Gonore virüsü gözleri etkilediğinde gözlerde ağrı, ışığa hassasiyet ve gözlerin biri ya da ikisinden iltihaplı akıntı görülür.

Boğaz;

Boğaz ağrısı ve boyundaki lenf bezlerinde şişlik görülebilir.

Eklemler;

Eklemlerden biri ya da birkaçı bu bakteri nedeniyle iltihaplanmışsa (septik artrit), enfekte olan eklemler kırmızı, şişmiş ve ağrılı olur.

Gonore, tedavi edilmediği takdirde kadın ve erkekte ciddi sağlık problemlerine yol açabilir.

Kadınlarda pelvik inflamatur hastalık (PID) oluşabilir ve bu nedenle tüplerde yapışıklık ve tıkanıklık, kısırlık, uzun dönemli kasık ve karın ağrılarına neden olabilir.

Erkeklerde testislerin bağlı olduğu tüplerde ağrı ve nadiren kısırlık ile sonuçlanabilir. Tedavi edilmeyen gonore kan ve eklemlere yayılabilir. Bu, hayati tehlike arz eden bir durumdur. Gonore geçiren kişi korunmasız ilişkiyle tekrar hastalığa yakalanabilir.

Tedavisi;

Çeşitli antibiyotikler ile gonore başarıyla tedavi edilir. Fakat ilaçlara dirençli bakteri tiplerinin ortaya çıkışıyla tedaviler güçleşmiştir. Birçok hastada gonore ile klamidya enfeksiyonu birlikte bulunur. Tedavide her ikisine yönelik antibiyotikler birlikte verilir. Gonoresi olan kişilerin diğer cinsel yolla bulaşan enfeksiyonlar yönünden de araştırılması gerekir. Verilen tedavinin sonuna kadar kullanılması önemlidir. İlaç tedavisi ile enfeksiyon sona erse de oluşan kalıcı hasarlar geçmez.

Gonoresi tedavi edilmiş kişiler enfekte kişilerle temas sonrası  tekrar hastalanabilirler. Tedaviye rağmen belirtiler devam ediyorsa kişinin tekrar hekimine başvurması gerekir.

Çocuklarda gonore çeşitli antibiyotikler ile başarıyla tedavi edilir. Fakat ilaçlara dirençli bakteri tiplerinin ortaya çıkışıyla tedaviler güçleşmiştir. Tedavi edilmeyen gonore, kadınlarda ve erkeklerde çok ciddi sağlık problemlerine yol açabilmektedir.

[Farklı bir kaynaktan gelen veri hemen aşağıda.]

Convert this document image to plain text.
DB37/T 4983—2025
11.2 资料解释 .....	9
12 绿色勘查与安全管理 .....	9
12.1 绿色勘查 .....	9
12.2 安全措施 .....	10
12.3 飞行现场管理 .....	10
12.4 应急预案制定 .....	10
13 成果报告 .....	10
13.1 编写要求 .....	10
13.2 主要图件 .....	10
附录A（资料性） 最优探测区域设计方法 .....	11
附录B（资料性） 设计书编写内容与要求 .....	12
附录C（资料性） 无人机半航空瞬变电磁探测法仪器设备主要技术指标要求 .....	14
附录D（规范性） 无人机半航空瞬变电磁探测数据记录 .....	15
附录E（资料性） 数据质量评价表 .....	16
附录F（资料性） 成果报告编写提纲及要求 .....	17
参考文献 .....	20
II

Kadınlarda genellikle pelvik inflamatuar hastalığa (PID) yol açmaktadır. PID; tüplere zarar veren, infertiliteye (kısırlık) veya dış gebeliğe neden olan bir hastalıktır. PID; çok hafif seyredebileceği gibi ateş ve karın ağrısı gibi ciddi semptomlara da neden olabilmektedir. PID rahim ağzından başlayarak, kadın genital organlarında enfeksiyona neden olmakta ve uzun dönemde kronik pelvik ağrıya dönüşmektedir.

Erkeklerde ise gonore epididimitise neden olmaktadır. Epididimitis; spermleri testislerden üretraya (idrar kanalı) taşıyan epididimis adı verilen organın enfeksiyonu olup tedavi edilmediğinde kısırlığa yol açabilmektedir.

Gonore kan veya eklemlere yayılabilmekte ve hayatı tehdit eden bir hastalık haline gelebilmektedir. Ayrıca gonore hastalığı, hastanın HIV ile enfekte olma olasılığını arttırmaktadır.

Korunma yolları;

Cinsel yolla bulaşan hastalıklardan korunmakta en önemli unsur, korunmasız cinsel ilişkiden kaçınmaktır. Ayrıca tek eşlilik önerilmektedir.

Latex kondomlar her seferinde ve doğru olarak kullanıldığında hastalık bulaşma riskini azaltırlar. Akıntı, idrar yaparken yanma, ağrı veya kızarıklık halinde hemen hekime başvurmalıdır.

Gonore tanı ve tedavisi olan kişinin yakın dönemde cinsel ilişkiye girdiği partnerlerinin de muayene, test ve gerekirse tedavilerinin yapılması gerekir. Böylece bu kişilerde gelişebilecek olası komplikasyonlar engellenebilir ve bunların enfeksiyonu tekrar tekrar bulaştırmaları önlenir.

Hastaların tedavi sonuçlanana kadar cinsel ilişkide bulunmamaları gerekir. Ayrıca yılda bir kez herhangi bir yakınma olmasa bile kontrole gitmek ve test yaptırmak önerilmektedir.